8割の人が間違える「軽油」・消費税の仕訳-間違えた場合のリスクと対処方法

経費として何気なく入力しているガソリン代や軽油代。

事業に使用しているものならもちろん経費になりますが、実は消費税の取り扱いで落とし穴があります。

ガソリンと軽油では、税金がかなり異なる

これはご存知の方も多いと思いますが、ガソリンには「ガソリン税」、軽油には「軽油引取税」という税金が上乗せされています。

ガソリン税は、1ℓあたり53.8円
軽油引取税は、1ℓあたり32.1円

税金だけで軽油の方が20円以上も安く、これが「軽油はガソリンより安い」ことの大きな原因になっています。
(実は本体価格にほとんど差はないのですね。。。)

と、話はこれで終わりではなく、消費税の取り扱いが問題になってきます。

ガソリン税には消費税かかるが、軽油引取税には消費税かからない

ガソリン税は、本体価格に合算されて、消費税が課税されます。
二重課税じゃないか、という批判も多いのですが、現状はそうなっています。

以下、本体価格が同じ80円と仮定した場合の、ガソリンと軽油の税金計算の比較です。

【ガソリンの場合】
(本体価格80円+ガソリン税53.8円)×10%=消費税額13.4円
 ⇒税込み合計金額:147.2円

【軽油の場合】
本体価格80円×10%=消費税額8.0円
+別途、軽油引取税32.1円

 ⇒税込み合計金額:120.1円

なんと、税込価格で27.1円の差がつくことになります。
こうして改めて計算すると、ガソリンも軽油も、税金の割合が本当に大きいですね。。。

実はガソリン税と軽油引取税の他にも、石油税と呼ばれるものが本体価格の中に1ℓあたり2.8円含まれています。
それも含めると、上記の税込価格の内ガソリンで約47%、軽油で約36%が税金です。

会計ソフト入力時に注意

軽油レシート

このようなレシートを入力する際、
普通に下記仕訳イメージの上段のように合計額を1本の仕訳で入力すると、全体に対して消費税が計算されるため、消費税額586円となり、レシートの税額447円と一致しません。
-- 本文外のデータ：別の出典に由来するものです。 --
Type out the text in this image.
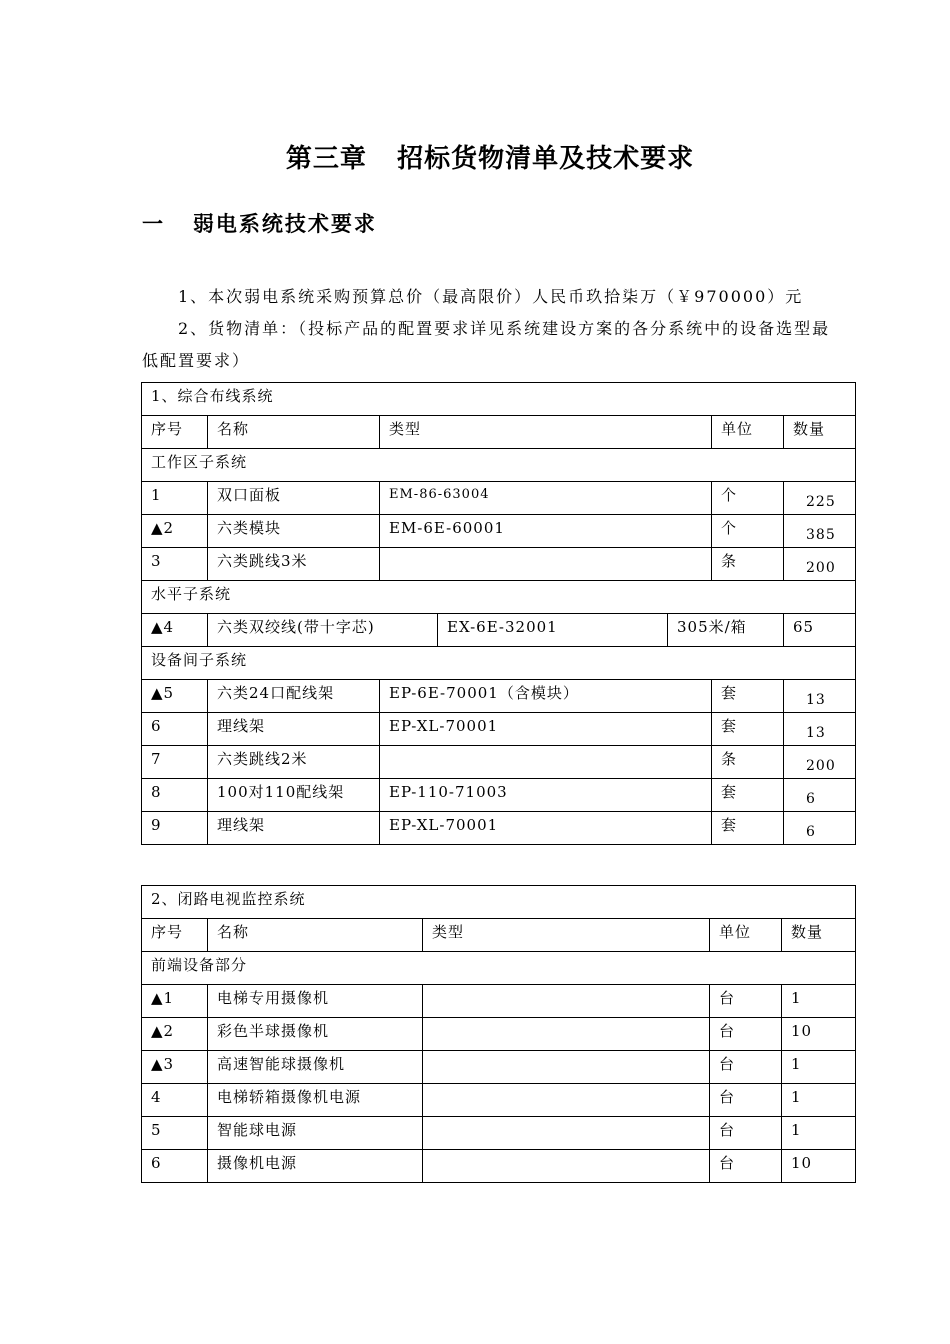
第三章   招标货物清单及技术要求
一   弱电系统技术要求
1、本次弱电系统采购预算总价（最高限价）人民币玖拾柒万（￥970000）元
2、货物清单：（投标产品的配置要求详见系统建设方案的各分系统中的设备选型最低配置要求）
1、综合布线系统						
序号	名称	类型			单位	数量
工作区子系统						
1	双口面板	EM-86-63004			个	225
▲2	六类模块	EM-6E-60001			个	385
3	六类跳线3米				条	200
水平子系统						
▲4	六类双绞线(带十字芯)		EX-6E-32001	305米/箱		65
设备间子系统						
▲5	六类24口配线架	EP-6E-70001（含模块）			套	13
6	理线架	EP-XL-70001			套	13
7	六类跳线2米				条	200
8	100对110配线架	EP-110-71003			套	6
9	理线架	EP-XL-70001			套	6
2、闭路电视监控系统				
序号	名称	类型	单位	数量
前端设备部分				
▲1	电梯专用摄像机		台	1
▲2	彩色半球摄像机		台	10
▲3	高速智能球摄像机		台	1
4	电梯轿箱摄像机电源		台	1
5	智能球电源		台	1
6	摄像机电源		台	10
正しくは、下段の仕訳のように、本体部分と軽油引取税部分とに分けて仕訳を入れる必要があります。
※レシートの消費税額447円と会計ソフトが一致しています。

軽油引取税の勘定科目については、もちろん租税公課としても良いのですが、これも含めて軽油代という認識が強く、経費の分析という点からも、本体価格と同じ科目(旅費交通費など)にしておいた方がよいでしょう。

間違った場合の影響は?

実際には、上段の間違った仕訳のまま決算を行っているケースも多くみられます。

この場合の影響としては、正誤の消費税額の差異⇒この例では586-447=139円分、納める消費税が少なく計算されることになります。

1ℓあたりになおすと、約2.9円の消費税過少申告になります。

年間の軽油使用量別の過少税額は次の通りになります。

1000ℓ(約12万円)⇒2,900円
5000ℓ(約60万円)⇒14,500円
10000ℓ(約120万円)⇒29,000円

実際に税務調査で指摘されるかどうかは、業種や使用量によるでしょう。
実際には全く指摘されなかったケースもありますし、注意のみで終わるケースもあるでしょう。

一つひとつ仕訳を分けて入力するのは、確かに非効率です。

対策としては、決算時に年間の軽油にかかった金額を集計し、軽油引取税に相当する金額を一括して概算数値で「不課税」に振替える、という方法が考えられます。

もちろん100%正しい処理とは言えませんが、これで税務調査の際に修正を求められるリスクも大きく軽減できるでしょう。

※ガソリンの場合は、ガソリン税も含めて全額が消費税課税対象なので、税込み合計金額1本で仕訳入力して全く問題ありません。